Dear Mr. Rosemond:
I rarely read your columns but the title “Sensory Disorder or Stubborn Kid: You Decide” intrigued me.
But after reviewing your book The Well-Behaved Child and reading this article, it is official. John Rosemond, you and I are not on the same page.
You started out the column by quoting the http://www.spdfoundation.net/ website. Then the column goes on to explain how a mother approached you concerning the recent SPD diagnosis of her 4-year-old daughter. This little girl’s primary symptoms where the itch or scratchiness of clothing. Tantrums occurred every morning as the parents helped her get dress. You told the parents to focus on “what was taking place”, instructed to strip her room and not allow her to leave the room in the morning until her clothes were put on by herself. In two weeks she was “cured.”
Now…I am not going to speculate whether this little girl’s diagnosis of SPD was correct. I am not going to disagree that there was a change in this child.
What I am going to say is that Sensory Processing Disorder is real. I am also going to emphasize again that firm discipline does not solve SPD.
The sensory issues must be dealt with first. Whether this is through Occupational Therapy, as we have used, or another source, the child must learn to deal with the “neurological traffic jam” that occurs. Until this is dealt with, the behavior will continue to spiral downward.
Once the sensory is ordered, then you work on the behavior issues. What is left after the sensory issues is coping skills (behavior issues) that have developed? These have to be dealt with using love, patience, training, along with discipline. This is when you teach the child how to handle the sensory overload in an acceptable manner.

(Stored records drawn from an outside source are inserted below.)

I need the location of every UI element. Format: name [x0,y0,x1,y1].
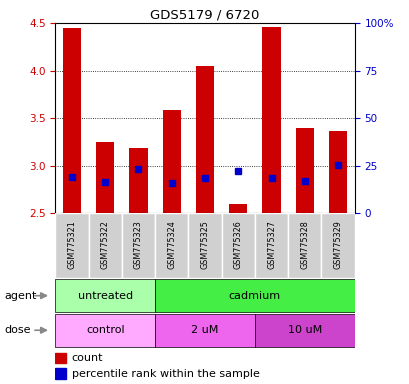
Text: GSM775323: GSM775323 [134,220,143,269]
FancyBboxPatch shape [55,314,155,347]
FancyBboxPatch shape [188,213,221,278]
FancyBboxPatch shape [221,213,254,278]
Text: cadmium: cadmium [228,291,280,301]
Text: GSM775324: GSM775324 [167,220,176,269]
Bar [328,131,346,213]
Text: agent: agent [4,291,36,301]
FancyBboxPatch shape [254,213,288,278]
Text: GSM775328: GSM775328 [299,220,308,269]
Text: control: control [86,325,124,335]
FancyBboxPatch shape [254,314,354,347]
Bar [229,204,247,213]
Text: count: count [72,353,103,363]
Bar [129,149,147,213]
Title: GDS5179 / 6720: GDS5179 / 6720 [150,9,259,22]
Bar [295,127,313,213]
FancyBboxPatch shape [55,213,88,278]
Text: untreated: untreated [77,291,133,301]
Text: percentile rank within the sample: percentile rank within the sample [72,369,259,379]
Bar [262,27,280,213]
FancyBboxPatch shape [155,314,254,347]
Text: GSM775327: GSM775327 [266,220,275,269]
Bar [162,111,180,213]
Bar [196,66,213,213]
Text: 10 uM: 10 uM [287,325,321,335]
Text: GSM775326: GSM775326 [233,220,242,269]
Bar [96,142,114,213]
FancyBboxPatch shape [321,213,354,278]
Bar [55,353,66,363]
Text: dose: dose [4,325,31,335]
Bar [63,28,81,213]
FancyBboxPatch shape [88,213,121,278]
Text: 2 uM: 2 uM [191,325,218,335]
Text: GSM775325: GSM775325 [200,220,209,269]
Text: GSM775321: GSM775321 [67,220,76,269]
Text: GSM775322: GSM775322 [101,220,110,269]
FancyBboxPatch shape [155,213,188,278]
Bar [55,369,66,379]
Text: GSM775329: GSM775329 [333,220,342,269]
FancyBboxPatch shape [288,213,321,278]
FancyBboxPatch shape [121,213,155,278]
FancyBboxPatch shape [55,279,155,312]
FancyBboxPatch shape [155,279,354,312]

I am sorry to say that you are sadly misinformed. I assume that you have never seen your child “lose it” for hours on end over nothing. You have never watched your son become hysterical because of a loud noise. You have never cried yourself to sleep because “tough love” is not working. You have never charted on the calendar the good, bad, and horrific days that your child experienced. You have never talked to other parents to find out that they didn’t understand because their child was “normal.” You have never read book after book only to finish being more frustrated than before because once again the author didn’t get it. You have never felt like you were slowly losing your child to the unknown.
I will be the first to agree that there are stubborn children in the world who just need tough love. But, there are also children who have trouble reading the basic senses that the rest of us take for granted. Praise God that there are professionals like Occupational Therapist who understand this disorder and have the ability to help these children and to train their parents. Praise God that after two years of OT, we have our son back.
Sincerely,
Hartley says
Hi,
I thought I would leave you a note and see if you are intersted in joining the SPD Blogger Netowrk? If you are, you can find more info on my blog (tab at top)!
Thanks,
Hartley
http://www.hartleysboys.com
Our Family Is His says
I read his piece and wanted to smack him. He has no clue and is possibly hurting a lot of children by making parents believe you can discipline it out of them instead of getting them real help. Imagine a child with SPD going through what he suggests. How horrible would that be. I can't imagine me trying to punish the SPD out of my kids.
Hehehehe, but I would like to smack the SPD out of him.
Lizz @ Yes, and So is My Heart says
Interesting, I haven't read the piece, but I am reading his book "Parenting by the Book" and am finding it rather helpful and thought provoking. Of course, I trust you and can even see from this book how he might have this view.
Candace says
Wow! I just love how people make broad sweeping judgements based on little information!